You can absolutely start with just pnpm workspaces (or npm/yarn workspaces) without adding Turborepo or Nx. Workspaces handle the "link packages together" part. Turborepo and Nx add build caching, task pipelines, and dependency graph awareness on top — they know that if your shared package hasn't changed, there's no need to rebuild it before running your frontend. For small projects with two or three packages, plain workspaces are often enough. Add Turborepo when build times start to hurt.
Can I deploy a monorepo to Vercel, Railway, or Netlify?

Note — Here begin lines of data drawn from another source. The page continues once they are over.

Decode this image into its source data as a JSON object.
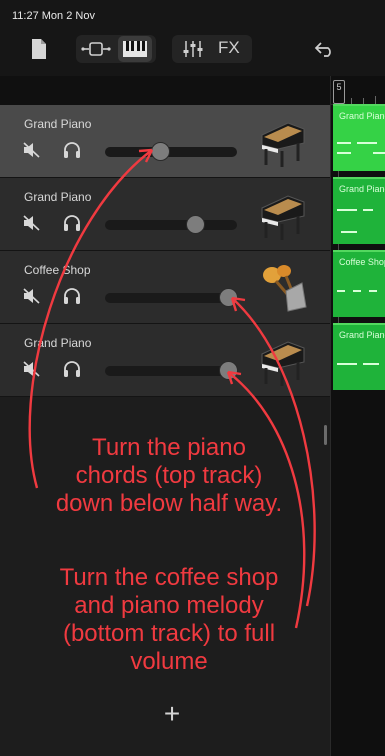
{
  "status": {
    "time": "11:27  Mon 2 Nov"
  },
  "toolbar": {
    "fx_label": "FX"
  },
  "icons": {
    "document": "document-icon",
    "view_tracks": "tracks-view-icon",
    "view_keyboard": "keyboard-icon",
    "mixer": "mixer-icon",
    "undo": "undo-icon",
    "mute": "speaker-muted-icon",
    "solo": "headphones-icon",
    "add": "plus-icon"
  },
  "tracks": [
    {
      "name": "Grand Piano",
      "instrument": "grand-piano",
      "volume": 0.42,
      "selected": true
    },
    {
      "name": "Grand Piano",
      "instrument": "grand-piano",
      "volume": 0.68,
      "selected": false
    },
    {
      "name": "Coffee Shop",
      "instrument": "maracas-cowbell",
      "volume": 0.93,
      "selected": false
    },
    {
      "name": "Grand Piano",
      "instrument": "grand-piano",
      "volume": 0.93,
      "selected": false
    }
  ],
  "regions": [
    {
      "label": "Grand Piano"
    },
    {
      "label": "Grand Piano"
    },
    {
      "label": "Coffee Shop"
    },
    {
      "label": "Grand Piano"
    }
  ],
  "ruler": {
    "bar_label": "5"
  },
  "add_track": {
    "label": "+"
  },
  "annotations": {
    "note1": [
      "Turn the piano",
      "chords (top track)",
      "down below half way."
    ],
    "note2": [
      "Turn the coffee shop",
      "and piano melody",
      "(bottom track) to full",
      "volume"
    ]
  },
  "colors": {
    "annotation": "#f03a40",
    "region": "#1fb33a",
    "region_selected": "#35d246",
    "track_selected": "#4a4a4a",
    "track": "#2c2c2c"
  }
}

Yes — most modern deployment platforms support monorepos natively. Vercel lets you set a "root directory" per project, so you can deploy your Next.js frontend from the apps/web folder of your monorepo and your Express API from apps/api separately. Railway works similarly. You connect the same GitHub repository but tell each service which subdirectory to build from and which build command to run. The platforms have gotten good at detecting monorepo setups and configuring themselves automatically.
When should I NOT use a monorepo?
Skip the monorepo when your projects are genuinely unrelated and don't share code. If you're building a marketing site and also a separate SaaS tool, those probably don't need to live together. Also skip it when you're just getting started on your first project and learning the basics — adding monorepo tooling on top of "how does JavaScript even work" is too much friction. The sweet spot for a monorepo is when you have two or more related apps that share types, utilities, or configuration and you're tired of keeping them in sync manually.